Alfredo Alicea, from barber to Walmart worker

Alfredo Alicea and his family stayed in San Juan, Puerto Rico for about 45 days after the hurricane, but soon realized there was no future there.

So Alicea and his girlfriend, Kalianie Gomez, and their four children took what money they had and bought one-way tickets to the United States and settled in Lorain.

Alfredo Alicea misses his life as a barber in Puerto Rico, but is happy to have a job at Walmart in Lorain. (Michael Sangiacomo / Plain Dealer)

It has not been easy, since they arrived in Lorain on Nov. 2.

They lived with relatives for a while but ended up in a homeless shelter for a month.

Meanwhile, Alicea, 24, tried to find a job and a place to live for his family. He and Gomez have a three-year-old child together and are raising her three children - ages 14, 12 and 8 -- from a previous relationship.

"We didn't lose everything, but we lost a lot," he said. "We tried to stay in San Juan but it was getting hard to find food for the kids and they were not going to school. We finally decided to take a chance in Lorain."

His gamble paid off. In late February, they moved from the homeless shelter into a modest apartment in the city. And, after months of working odd jobs and filling out applications for employment, he was hired at the local Walmart.

"I lucked out," he said. "I have a job and benefits. It was hard for a while, but things are getting better."

Alicea was a barber barber in San Juan, a good one, he said.

"I really miss it," he said. "Here, they will not accept by barber's license. I would have to start all over again here to get a new one. When I get situated, I may start over, but right now I just need to work."

Despite his difficulties, Alicea has no plans to return to Puerto Rico.

"I know what I left there and I do not plan on going back," he said. "I want to make it work here."

JUST THE FACTS:

-- Hurricane Maria, with 155 mph winds, was the strongest hurricane to hit Puerto Rico in 80 years.

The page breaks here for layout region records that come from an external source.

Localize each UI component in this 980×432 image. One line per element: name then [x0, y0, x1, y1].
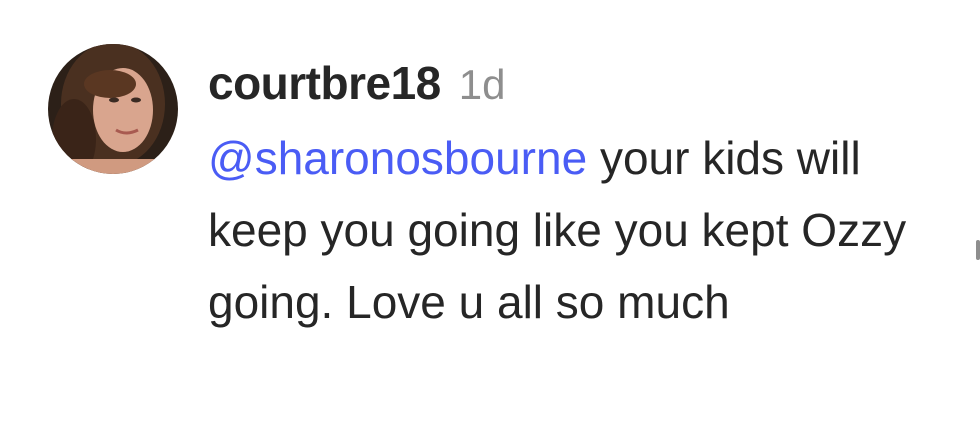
avatar[interactable] [48, 44, 178, 174]
comment: courtbre18 1d @sharonosbourne your kids … [48, 44, 948, 338]
scrollbar-edge [976, 240, 980, 260]
comment-header: courtbre18 1d [208, 56, 928, 112]
timestamp[interactable]: 1d [459, 61, 506, 109]
username-link[interactable]: courtbre18 [208, 56, 441, 110]
comment-body: courtbre18 1d @sharonosbourne your kids … [208, 56, 928, 338]
mention-link[interactable]: @sharonosbourne [208, 132, 587, 184]
avatar-photo [48, 44, 178, 174]
comment-text: @sharonosbourne your kids will keep you … [208, 122, 908, 338]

-- The storm knocked out power for 95 percent of the island (3.4 million people) and limited access to drinking water. As of early April, more than 100,000 households or businesses still lacked electricity.  About 99 percent of the country has running water.

-- Officially, 64 people died in the hurricane. But reports from the New York Times and others put the number at more than 1,000.  Deaths from such things as pneumonia and sepsis infections increased considerably in the weeks after the storm when compared with similar time periods in 2015 and 2016.

-- U.S. aid for Hurricane Maria recovery efforts, much of it which has not yet been given,  is reported to be about $18 billion, far short of the $90 billion local recovery officials say is needed.

-- Hundreds of thousands of people have left the island since Hurricane Maria. About 1,200 are settling in Northeast Ohio.

-- The 2015 U.S. Census said that there are 30,240 people of Puerto Rican descent in Cleveland; 4,668 in Lorain and 110,348 in Ohio.